🤖 AI Summary
This work addresses the challenge of executing complex standard operating procedures (SOPs) in warehouse operations, where existing large language model agents struggle to balance timeliness and reliability due to context overload and insufficient compliance mechanisms. The authors propose a graph-guided multi-agent system that encodes SOPs as directed acyclic graphs and employs progressive information disclosure to orchestrate specialized sub-agents capable of persistent code execution and real-time data access. A novel asymmetric scenario distillation mechanism enables a lightweight student model to internalize the teacher’s error-correction experience, achieving high accuracy and low latency without relying on memory during inference.

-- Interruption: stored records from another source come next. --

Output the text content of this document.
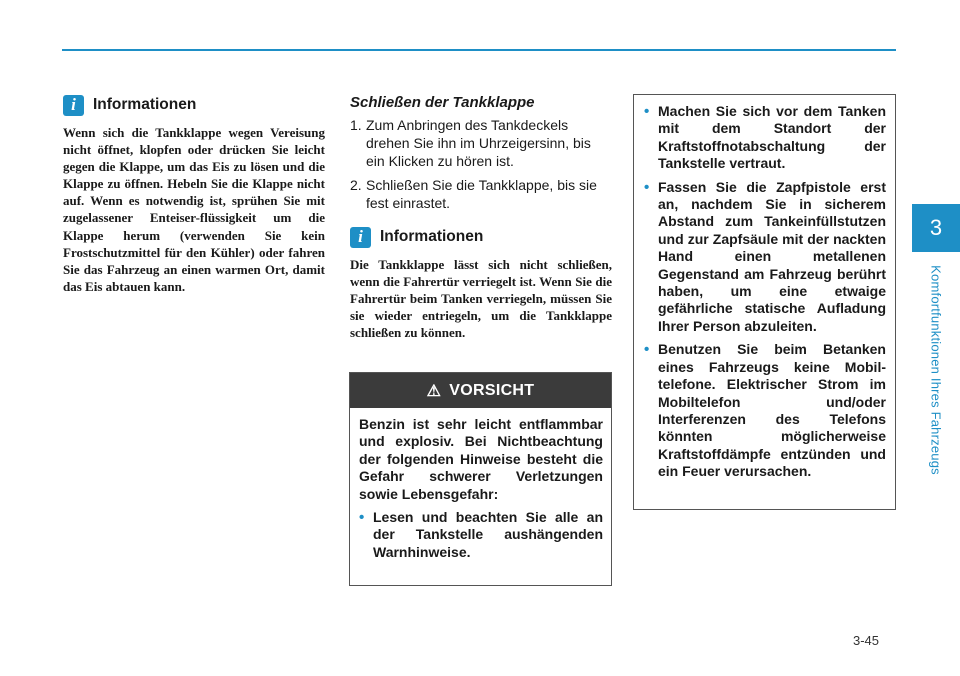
3
Komfortfunktionen Ihres Fahrzeugs
i	Informationen

Wenn sich die Tankklappe wegen Vereisung nicht öffnet, klopfen oder drücken Sie leicht gegen die Klappe, um das Eis zu lösen und die Klappe zu öffnen. Hebeln Sie die Klappe nicht auf. Wenn es notwendig ist, sprühen Sie mit zugelassener Enteiser-flüssigkeit um die Klappe herum (verwenden Sie kein Frostschutzmittel für den Kühler) oder fahren Sie das Fahrzeug an einen warmen Ort, damit das Eis abtauen kann.

Schließen der Tankklappe
1. Zum Anbringen des Tankdeckels drehen Sie ihn im Uhrzeigersinn, bis ein Klicken zu hören ist.
2. Schließen Sie die Tankklappe, bis sie fest einrastet.
i	Informationen

Die Tankklappe lässt sich nicht schließen, wenn die Fahrertür verriegelt ist. Wenn Sie die Fahrertür beim Tanken verriegeln, müssen Sie sie wieder entriegeln, um die Tankklappe schließen zu können.

⚠ VORSICHT

Benzin ist sehr leicht entflammbar und explosiv. Bei Nichtbeachtung der folgenden Hinweise besteht die Gefahr schwerer Verletzungen sowie Lebensgefahr:

• Lesen und beachten Sie alle an der Tankstelle aushängenden Warnhinweise.
• Machen Sie sich vor dem Tanken mit dem Standort der Kraftstoffnotabschaltung der Tankstelle vertraut.
• Fassen Sie die Zapfpistole erst an, nachdem Sie in sicherem Abstand zum Tankeinfüllstutzen und zur Zapfsäule mit der nackten Hand einen metallenen Gegenstand am Fahrzeug berührt haben, um eine etwaige gefährliche statische Aufladung Ihrer Person abzuleiten.
• Benutzen Sie beim Betanken eines Fahrzeugs keine Mobil-telefone. Elektrischer Strom im Mobiltelefon und/oder Interferenzen des Telefons könnten möglicherweise Kraftstoffdämpfe entzünden und ein Feuer verursachen.
3-45
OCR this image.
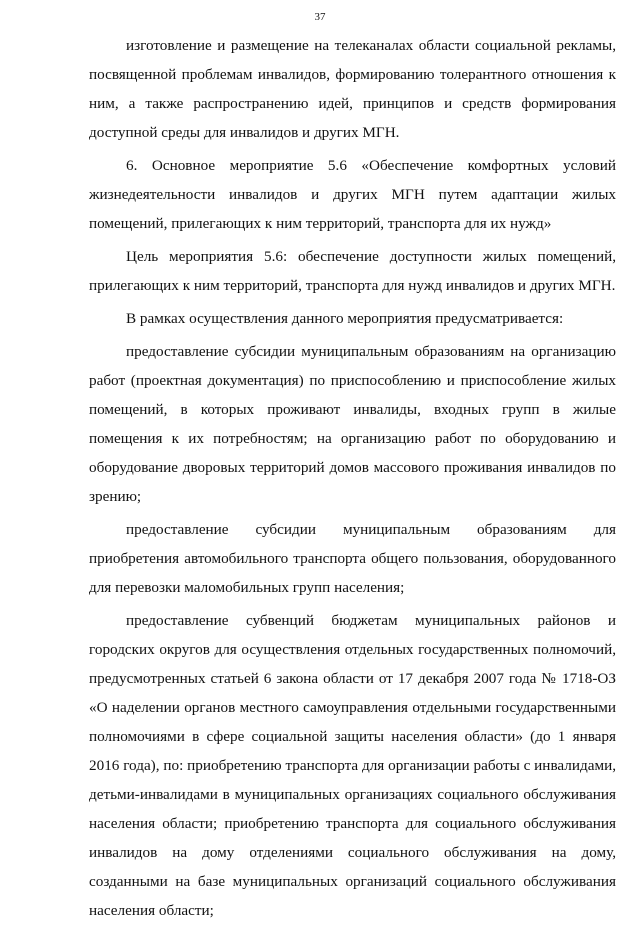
37

изготовление и размещение на телеканалах области социальной рекламы, посвященной проблемам инвалидов, формированию толерантного отношения к ним, а также распространению идей, принципов и средств формирования доступной среды для инвалидов и других МГН.

6. Основное мероприятие 5.6 «Обеспечение комфортных условий жизнедеятельности инвалидов и других МГН путем адаптации жилых помещений, прилегающих к ним территорий, транспорта для их нужд»

Цель мероприятия 5.6: обеспечение доступности жилых помещений, прилегающих к ним территорий, транспорта для нужд инвалидов и других МГН.

В рамках осуществления данного мероприятия предусматривается:

предоставление субсидии муниципальным образованиям на организацию работ (проектная документация) по приспособлению и приспособление жилых помещений, в которых проживают инвалиды, входных групп в жилые помещения к их потребностям; на организацию работ по оборудованию и оборудование дворовых территорий домов массового проживания инвалидов по зрению;

предоставление субсидии муниципальным образованиям для приобретения автомобильного транспорта общего пользования, оборудованного для перевозки маломобильных групп населения;

предоставление субвенций бюджетам муниципальных районов и городских округов для осуществления отдельных государственных полномочий, предусмотренных статьей 6 закона области от 17 декабря 2007 года № 1718-ОЗ «О наделении органов местного самоуправления отдельными государственными полномочиями в сфере социальной защиты населения области» (до 1 января 2016 года), по: приобретению транспорта для организации работы с инвалидами, детьми-инвалидами в муниципальных организациях социального обслуживания населения области; приобретению транспорта для социального обслуживания инвалидов на дому отделениями социального обслуживания на дому, созданными на базе муниципальных организаций социального обслуживания населения области;
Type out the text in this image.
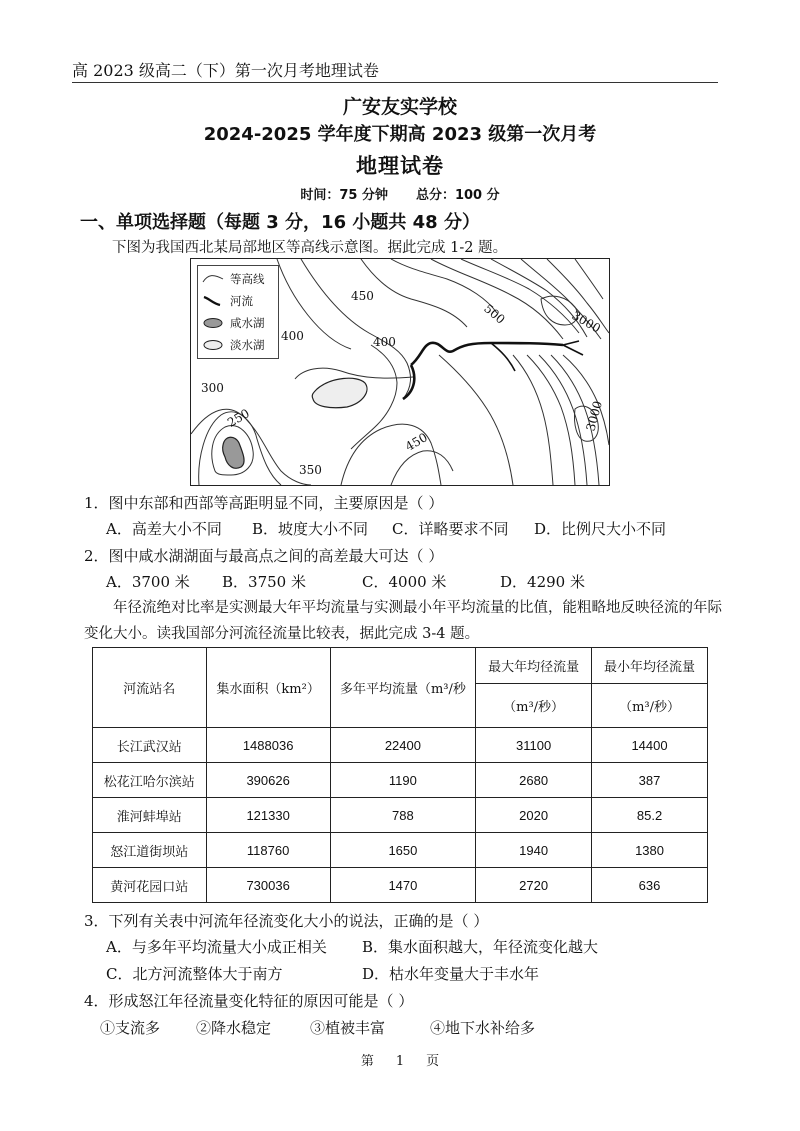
高 2023 级高二（下）第一次月考地理试卷
广安友实学校
2024-2025 学年度下期高 2023 级第一次月考
地理试卷
时间：75 分钟 总分：100 分
一、单项选择题（每题 3 分，16 小题共 48 分）
下图为我国西北某局部地区等高线示意图。据此完成 1-2 题。
等高线
河流
咸水湖
淡水湖
450
500	3000
400	400
300
250
450
350
3000
1．图中东部和西部等高距明显不同，主要原因是（ ）
A．高差大小不同 B．坡度大小不同 C．详略要求不同 D．比例尺大小不同
2．图中咸水湖湖面与最高点之间的高差最大可达（ ）
A．3700 米 B．3750 米	C．4000 米	D．4290 米
年径流绝对比率是实测最大年平均流量与实测最小年平均流量的比值，能粗略地反映径流的年际变化大小。读我国部分河流径流量比较表，据此完成 3-4 题。
河流站名	集水面积（km²）	多年平均流量（m³/秒	最大年均径流量	最小年均径流量
			（m³/秒）	（m³/秒）
长江武汉站	1488036	22400	31100	14400
松花江哈尔滨站	390626	1190	2680	387
淮河蚌埠站	121330	788	2020	85.2
怒江道街坝站	118760	1650	1940	1380
黄河花园口站	730036	1470	2720	636
3．下列有关表中河流年径流变化大小的说法，正确的是（ ）
A．与多年平均流量大小成正相关 B．集水面积越大，年径流变化越大
C．北方河流整体大于南方	D．枯水年变量大于丰水年
4．形成怒江年径流量变化特征的原因可能是（ ）
①支流多 ②降水稳定	③植被丰富	④地下水补给多
第 1 页
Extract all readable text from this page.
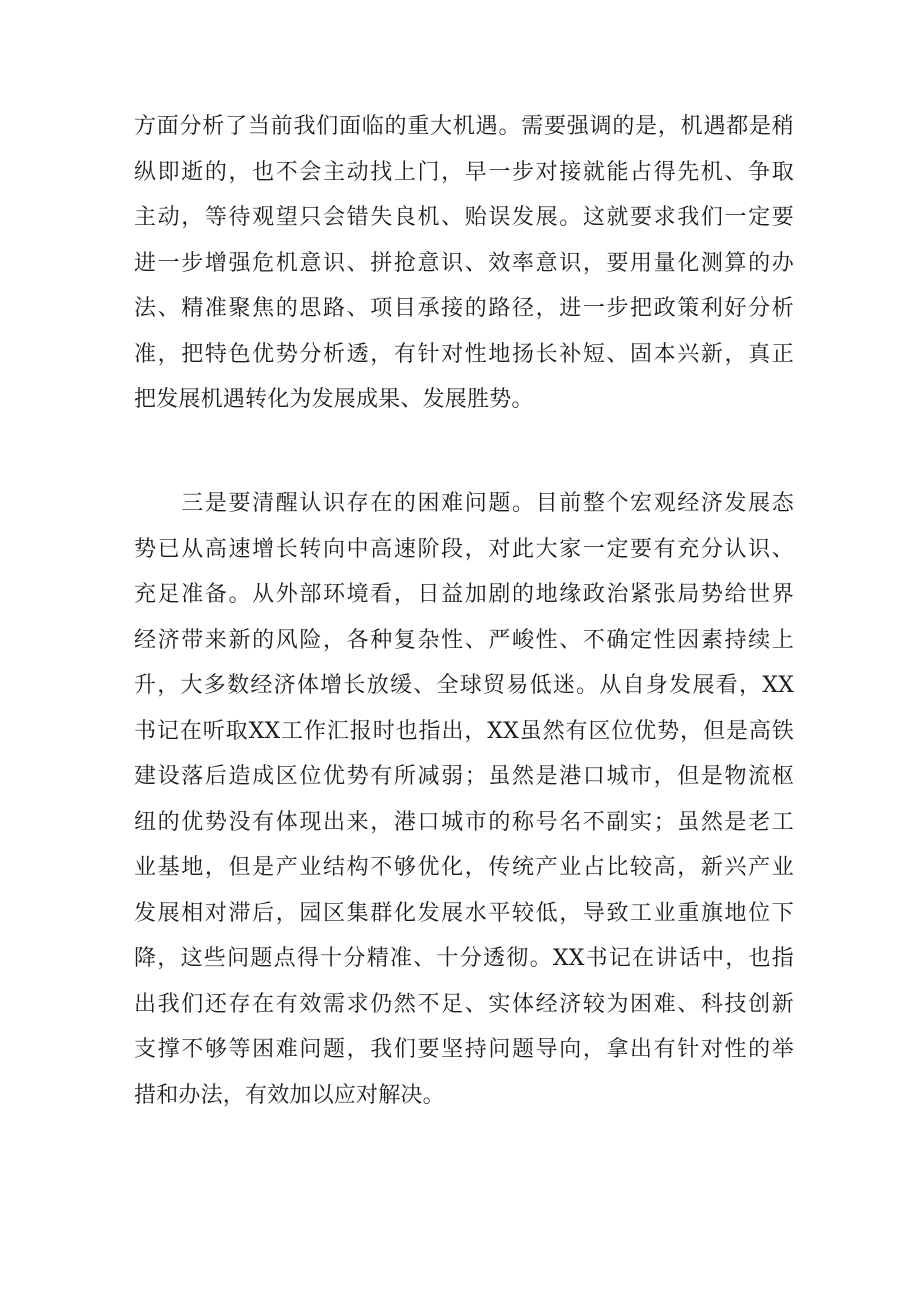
方面分析了当前我们面临的重大机遇。需要强调的是，机遇都是稍
纵即逝的，也不会主动找上门，早一步对接就能占得先机、争取
主动，等待观望只会错失良机、贻误发展。这就要求我们一定要
进一步增强危机意识、拼抢意识、效率意识，要用量化测算的办
法、精准聚焦的思路、项目承接的路径，进一步把政策利好分析
准，把特色优势分析透，有针对性地扬长补短、固本兴新，真正
把发展机遇转化为发展成果、发展胜势。
　　三是要清醒认识存在的困难问题。目前整个宏观经济发展态
势已从高速增长转向中高速阶段，对此大家一定要有充分认识、
充足准备。从外部环境看，日益加剧的地缘政治紧张局势给世界
经济带来新的风险，各种复杂性、严峻性、不确定性因素持续上
升，大多数经济体增长放缓、全球贸易低迷。从自身发展看，XX
书记在听取XX工作汇报时也指出，XX虽然有区位优势，但是高铁
建设落后造成区位优势有所减弱；虽然是港口城市，但是物流枢
纽的优势没有体现出来，港口城市的称号名不副实；虽然是老工
业基地，但是产业结构不够优化，传统产业占比较高，新兴产业
发展相对滞后，园区集群化发展水平较低，导致工业重旗地位下
降，这些问题点得十分精准、十分透彻。XX书记在讲话中，也指
出我们还存在有效需求仍然不足、实体经济较为困难、科技创新
支撑不够等困难问题，我们要坚持问题导向，拿出有针对性的举
措和办法，有效加以应对解决。
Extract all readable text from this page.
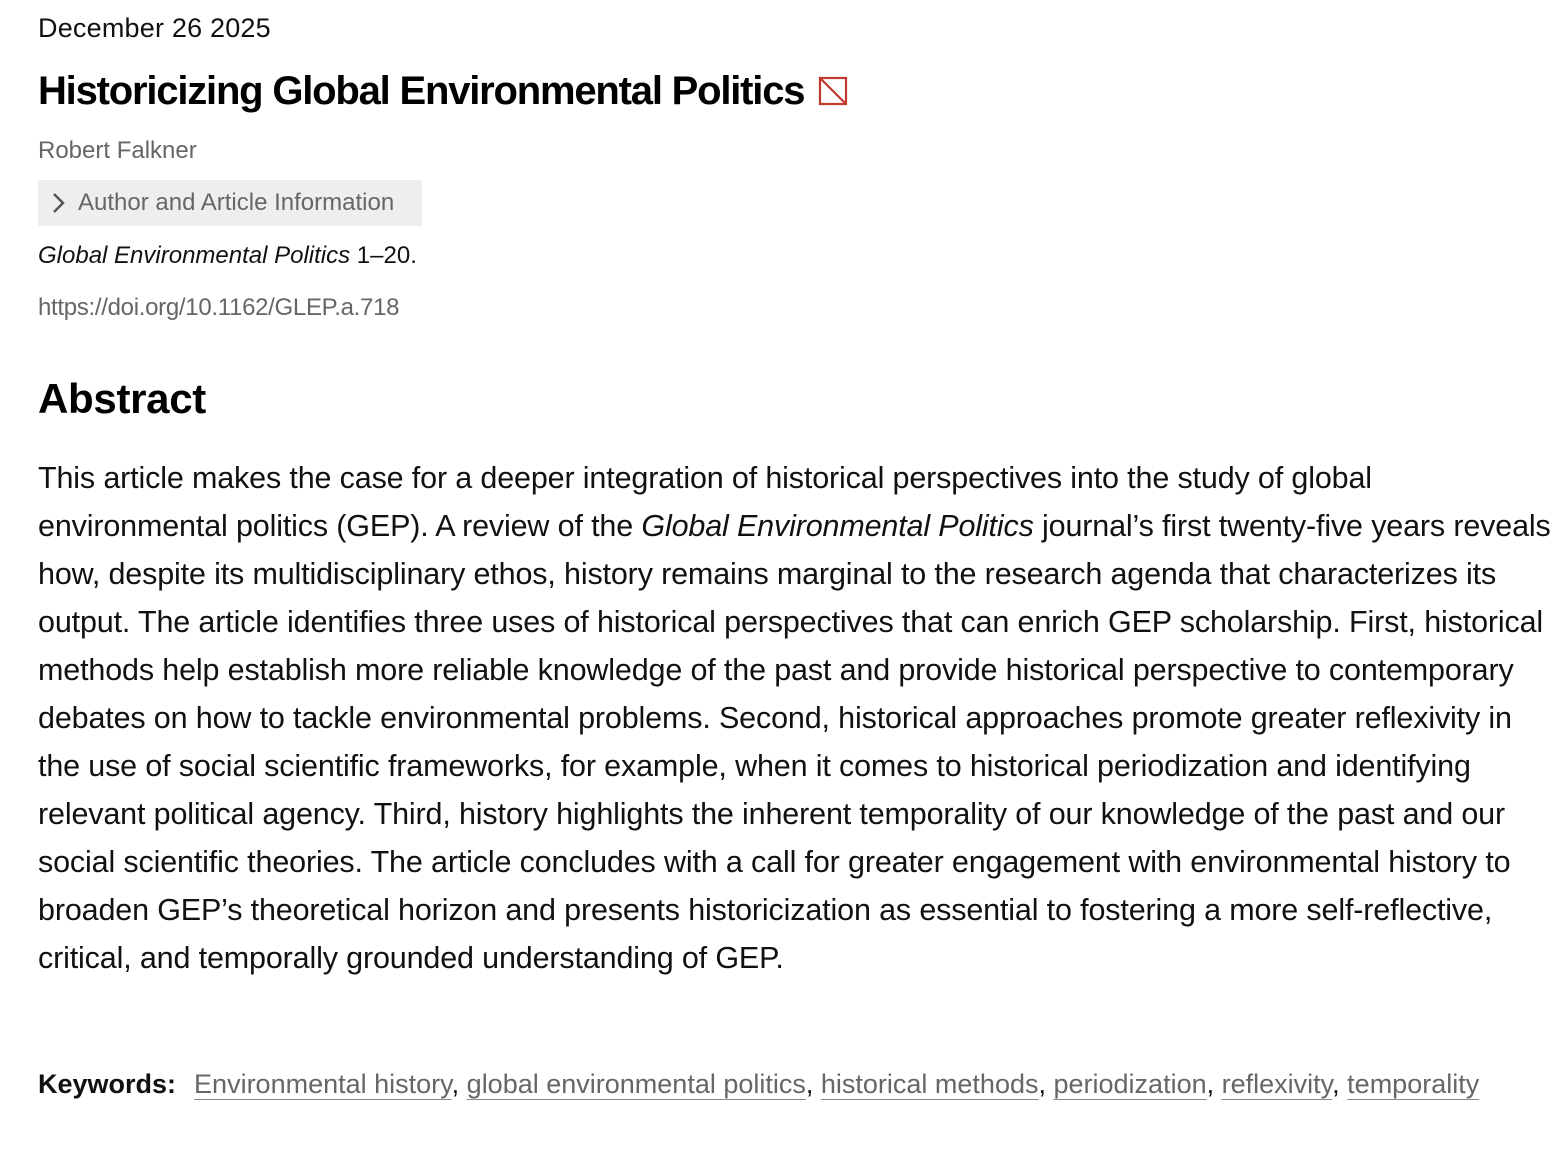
December 26 2025
Historicizing Global Environmental Politics
Robert Falkner
Author and Article Information
Global Environmental Politics 1–20.
https://doi.org/10.1162/GLEP.a.718
Abstract

This article makes the case for a deeper integration of historical perspectives into the study of global environmental politics (GEP). A review of the Global Environmental Politics journal’s first twenty-five years reveals how, despite its multidisciplinary ethos, history remains marginal to the research agenda that characterizes its output. The article identifies three uses of historical perspectives that can enrich GEP scholarship. First, historical methods help establish more reliable knowledge of the past and provide historical perspective to contemporary debates on how to tackle environmental problems. Second, historical approaches promote greater reflexivity in the use of social scientific frameworks, for example, when it comes to historical periodization and identifying relevant political agency. Third, history highlights the inherent temporality of our knowledge of the past and our social scientific theories. The article concludes with a call for greater engagement with environmental history to broaden GEP’s theoretical horizon and presents historicization as essential to fostering a more self-reflective, critical, and temporally grounded understanding of GEP.

Keywords: Environmental history, global environmental politics, historical methods, periodization, reflexivity, temporality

Evaluated across 13 tasks and two production deployments, the approach matches or exceeds the teacher model’s performance and significantly outperforms larger baselines, attaining 94% agreement with human experts on work order processing.
📝 Abstract
Warehouse operations are governed by Standard Operating Procedures (SOPs) that encode complex, multi-system decision logic, which must be executed reliably under strict time constraints, yet LLM agents lack mechanisms to enforce procedural compliance and degrade under the context overload full SOP specifications introduce. We present Eluna, a production-deployed agentic system for reliable SOP execution. Eluna is a graph-guided, multi-agent framework that encodes SOPs as directed acyclic graphs with progressive disclosure and delegates independent tasks to parallel sub-agents, each with persistent code execution and live data access. To meet production latency and accuracy needs, we use asymmetric episodic distillation where a strong teacher is improved through episodic error memories, then a smaller student is fine-tuned on the corrected trajectories with memory stripped, internalizing corrections without inference-time overhead. On a 13-task benchmark and two production applications, our fine-tuned models match or exceed their teacher, beat all larger off-the-shelf baselines, and reach 94% expert agreement on the ticket processing application.